Indien sieht sich derzeit mit Zöllen von bis zu 50 % auf seine Exporte in die Vereinigten Staaten konfrontiert, ein Satz, der höher ist als die Zölle von 47 %, die auf chinesische Waren erhoben werden.

Diese Maßnahmen haben zu den Spannungen zwischen den beiden Volkswirtschaften geführt, die sich auf Sektoren wie Textilien, Stahl und Pharmazeutika auswirken.

Washingtons Entscheidung, die H1B-Visumgebühr auf 100.000 Dollar zu erhöhen, trug zu der Belastung bei, ebenso wie Trumps frühere Behauptungen, er habe einen Waffenstillstand zwischen Indien und Pakistan vermittelt – Behauptungen, die scharfe Reaktionen aus Neu-Delhi hervorriefen.

Trotz dieses Hintergrunds scheinen die Verantwortlichen auf beiden Seiten optimistischer zu sein, dass in den kommenden Monaten ein umfassendes Handelsabkommen erreicht werden könnte.

Russisches Öl im Mittelpunkt der Gespräche

Der Energiehandel hat sich zu einem der heikelsten Themen entwickelt.

Während Trump behauptete, Indien habe "weitgehend aufgehört, Öl aus Russland zu kaufen", zeigen die Daten, dass ein vollständiger Rückzug unwahrscheinlich bleibt.

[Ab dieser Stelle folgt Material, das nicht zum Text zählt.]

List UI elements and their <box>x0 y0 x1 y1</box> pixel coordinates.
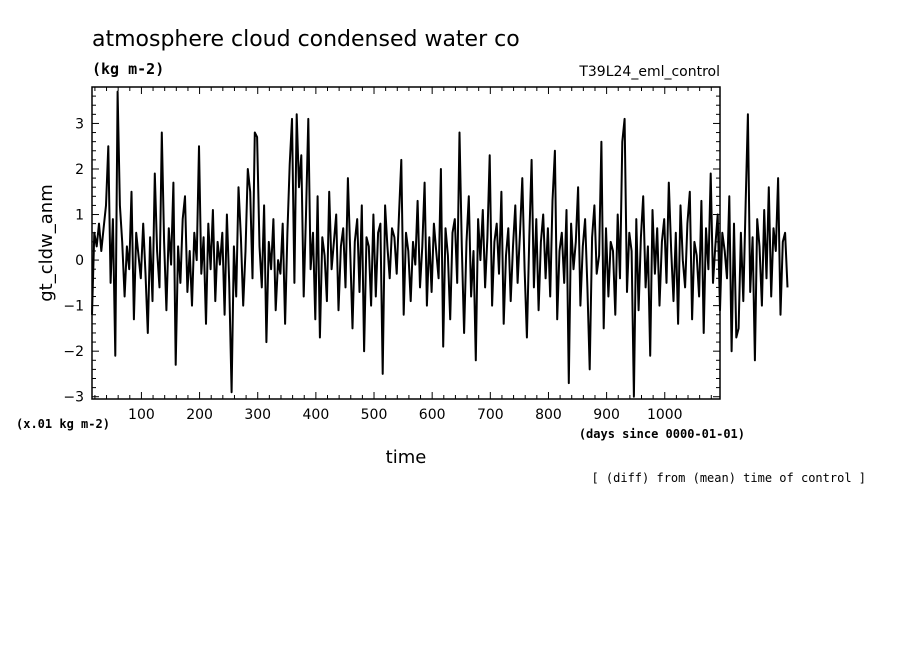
y-tick-label: 0 <box>75 253 84 269</box>
y-tick-label: −1 <box>63 299 84 315</box>
x-tick-label: 500 <box>361 407 388 423</box>
title-units: (kg m-2) <box>92 60 164 78</box>
run-label: T39L24_eml_control <box>578 64 720 80</box>
x-axis-label: time <box>386 447 427 468</box>
y-tick-label: 3 <box>75 116 84 132</box>
y-tick-label: −2 <box>63 344 84 360</box>
plot-area: 100 200 300 400 500 600 700 800 900 1000 −3−2−101… <box>63 86 789 423</box>
series-line <box>91 90 789 398</box>
y-tick-label: 2 <box>75 162 84 178</box>
x-tick-label: 1000 <box>647 407 683 423</box>
x-tick-label: 300 <box>244 407 271 423</box>
x-tick-label: 900 <box>593 407 620 423</box>
x-tick-label: 100 <box>128 407 155 423</box>
y-tick-label: −3 <box>63 390 84 406</box>
x-tick-label: 700 <box>477 407 504 423</box>
y-ticks: −3 −2 −1 0 1 2 3 <box>63 86 720 406</box>
x-tick-label: 800 <box>535 407 562 423</box>
plot-frame <box>91 86 721 400</box>
x-tick-label: 600 <box>419 407 446 423</box>
y-axis-units: (x.01 kg m-2) <box>16 417 110 431</box>
y-axis-label: gt_cldw_anm <box>36 184 57 302</box>
x-ticks: 100 200 300 400 500 600 700 800 900 1000 <box>94 87 712 423</box>
chart-title: atmosphere cloud condensed water co <box>92 27 520 52</box>
x-tick-label: 200 <box>186 407 213 423</box>
y-tick-label: 1 <box>75 208 84 224</box>
x-tick-label: 400 <box>303 407 330 423</box>
x-axis-units: (days since 0000-01-01) <box>579 427 745 441</box>
footnote: [ (diff) from (mean) time of control ] <box>591 471 866 485</box>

Reduziertes russisches Rohöl hat Indien geholfen, die inländischen Kraftstoffpreise abzufedern und die Inflation zu begrenzen, was es zu einem wichtigen Bestandteil seines Importkorbs macht.

Die US-Sanktionen gegen die russischen Ölgiganten Rosneft und Lukoil veranlassen die Raffinerien in Indien und China bereits, ihre Einkäufe zu reduzieren.

Russisches Rohöl wird derzeit mit dem höchsten Abschlag gegenüber Brent seit einem Jahr verkauft, da die asiatischen Käufer ihre Bestellungen zurückfahren.

Tarifsenkungen bis Jahresende möglich

Experten sagten, dass die Verhandlungen dazu führen könnten, dass die Zölle auf indische Exporte bis Ende des Jahres von 50 Prozent auf rund 20 Prozent gesenkt werden, oder möglicherweise früher.

Dies würde Indien stärker an Konkurrenten wie Vietnam, Thailand und die Philippinen angleichen, wenn auch immer noch über den 15 % der Zölle Japans und Südkoreas.

Hermann warnte, dass der Weg zu einer Einigung nach wie vor komplex sei.

Agrarimporte, Investitionsverpflichtungen und Indiens anhaltende Verbindungen zu den russischen Energieversorgungsketten gehören zu den größten Hindernissen.

Während beide Regierungen motiviert sind, ein Abkommen abzuschließen, werden die Fortschritte vom Umfang der Zugeständnisse abhängen, zu denen jede Seite bereit ist.